This article originally appeared in the Financial Post. Below is an excerpt from the article.
By Philip Cross, August 30, 2024
This week the prime minister announced tariffs of 100 per cent on electric vehicles and 25 per cent on steel and aluminum imports from China, aligning Canada with growing anti-China sentiment in the United States. In doing so, the Trudeau government is implicitly admitting its attempts to reorient Canada’s trade from the U.S. to China were a mistake.
In its early years, the government wanted to deepen trade and investment ties with China. To that end, we contributed an undisclosed amount to the Asia Infrastructure and Investment Bank (AIIB), an institution designed by China to replace the American-led World Bank’s financing of investments in emerging markets.
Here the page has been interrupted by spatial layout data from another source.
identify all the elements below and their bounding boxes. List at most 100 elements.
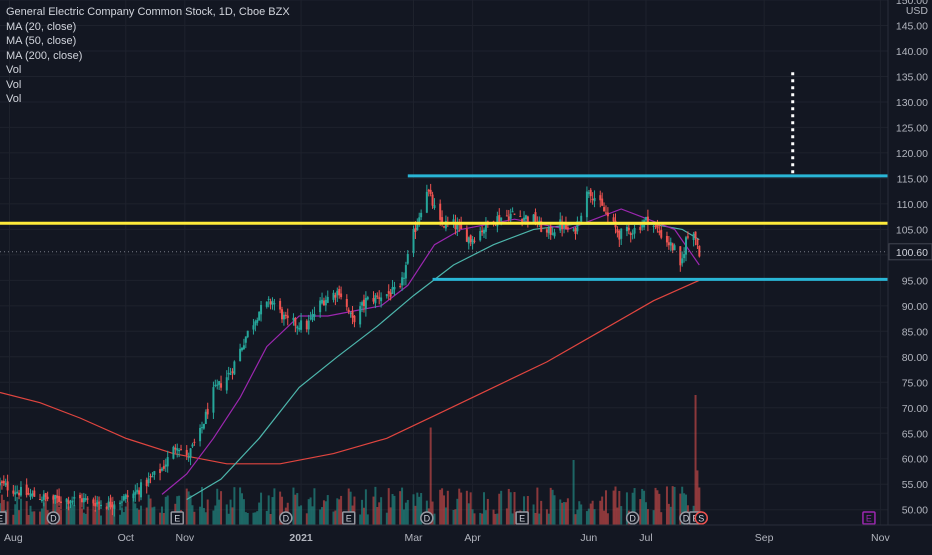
volume-bar <box>484 510 487 525</box>
volume-bar <box>25 501 28 525</box>
volume-bar <box>469 492 472 525</box>
legend-ma50[interactable]: MA (50, close) <box>6 35 77 47</box>
candle-body <box>267 298 270 300</box>
candle-body <box>524 215 527 220</box>
volume-bar <box>67 506 70 525</box>
candle-body <box>214 384 217 387</box>
candle-body <box>12 490 15 494</box>
candle-body <box>471 239 474 245</box>
candle-body <box>40 499 43 502</box>
candle-body <box>498 214 501 222</box>
volume-bar <box>218 499 221 525</box>
dividend-marker <box>625 511 640 525</box>
candle-body <box>389 292 392 297</box>
volume-bar <box>40 508 43 525</box>
volume-bar <box>122 512 125 525</box>
candle-body <box>284 314 287 316</box>
volume-bar <box>126 501 129 525</box>
candle-body <box>439 203 442 220</box>
volume-bar <box>42 502 45 525</box>
candle-body <box>294 317 297 326</box>
candle-body <box>399 285 402 287</box>
time-tick-label: Aug <box>4 532 23 544</box>
volume-bar <box>362 507 365 525</box>
volume-bar <box>572 460 575 525</box>
candle-body <box>500 217 503 221</box>
volume-bar <box>486 498 489 525</box>
candle-body <box>313 314 316 317</box>
volume-bar <box>94 509 97 525</box>
candle-body <box>656 224 659 229</box>
price-tick-label: 150.00 <box>896 0 928 7</box>
legend-ma200[interactable]: MA (200, close) <box>6 49 83 62</box>
legend-vol-1[interactable]: Vol <box>6 64 22 76</box>
candle-body <box>652 225 655 227</box>
time-tick-label: Jun <box>580 532 597 544</box>
candle-body <box>193 441 196 443</box>
candle-body <box>149 475 152 478</box>
candle-body <box>273 303 276 305</box>
chart-legend: General Electric Company Common Stock, 1… <box>6 5 290 107</box>
candle-body <box>483 229 486 234</box>
candle-body <box>185 449 188 456</box>
price-tick-label: 95.00 <box>902 275 928 287</box>
candle-body <box>4 483 7 486</box>
candle-body <box>138 490 141 495</box>
candle-body <box>200 427 203 429</box>
candle-body <box>566 227 569 230</box>
volume-bar <box>54 495 57 525</box>
candle-body <box>646 216 649 225</box>
candle-body <box>639 227 642 230</box>
candle-body <box>111 504 114 508</box>
volume-bar <box>456 498 459 525</box>
candle-body <box>107 501 110 508</box>
candle-body <box>44 493 47 497</box>
candle-body <box>136 489 139 493</box>
candle-body <box>140 482 143 498</box>
candle-body <box>134 491 137 495</box>
volume-bar <box>591 500 594 525</box>
candle-body <box>393 286 396 290</box>
candle-body <box>94 503 97 507</box>
candle-body <box>340 293 343 298</box>
volume-bar <box>679 493 682 525</box>
candle-body <box>667 242 670 246</box>
symbol-title[interactable]: General Electric Company Common Stock, 1… <box>6 6 290 18</box>
candle-body <box>526 216 529 222</box>
volume-bar <box>105 502 108 525</box>
volume-bar <box>349 491 352 525</box>
candle-body <box>206 408 209 415</box>
candle-body <box>349 312 352 314</box>
volume-bar <box>307 499 310 525</box>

That didn’t buy much favour with Beijing, however; in 2020 it abruptly rejected Canada’s naïve attempt to negotiate a comprehensive trade deal. In his book Right Here, Right Now, former prime minister Stephen Harper suggested that might not be a bad thing: “Canada is simply not in a position to get a good deal bargaining one-on-one with the People’s Republic.” In 2023, the government abruptly suspended its participation in the AIIB when a Canadian representative resigned after having found it was “dominated” by members of the Chinese Communist Party (a discovery on a par with Captain Renault being “shocked” to find there was gambling at Rick’s Café in Casablanca).
The attempt to reorient our trade from the U.S. to China was based on mistaken assumptions. One was the crass calculation that financing the AIIB would generate procurement contracts for Canadian firms, when China clearly kept most of the benefits for itself. Another was adopting the false narrative that China’s model of growth was superior, a belief consistent with Justin Trudeau’s expressed admiration for China’s autocratic regime being able to “turn things around on a dime.”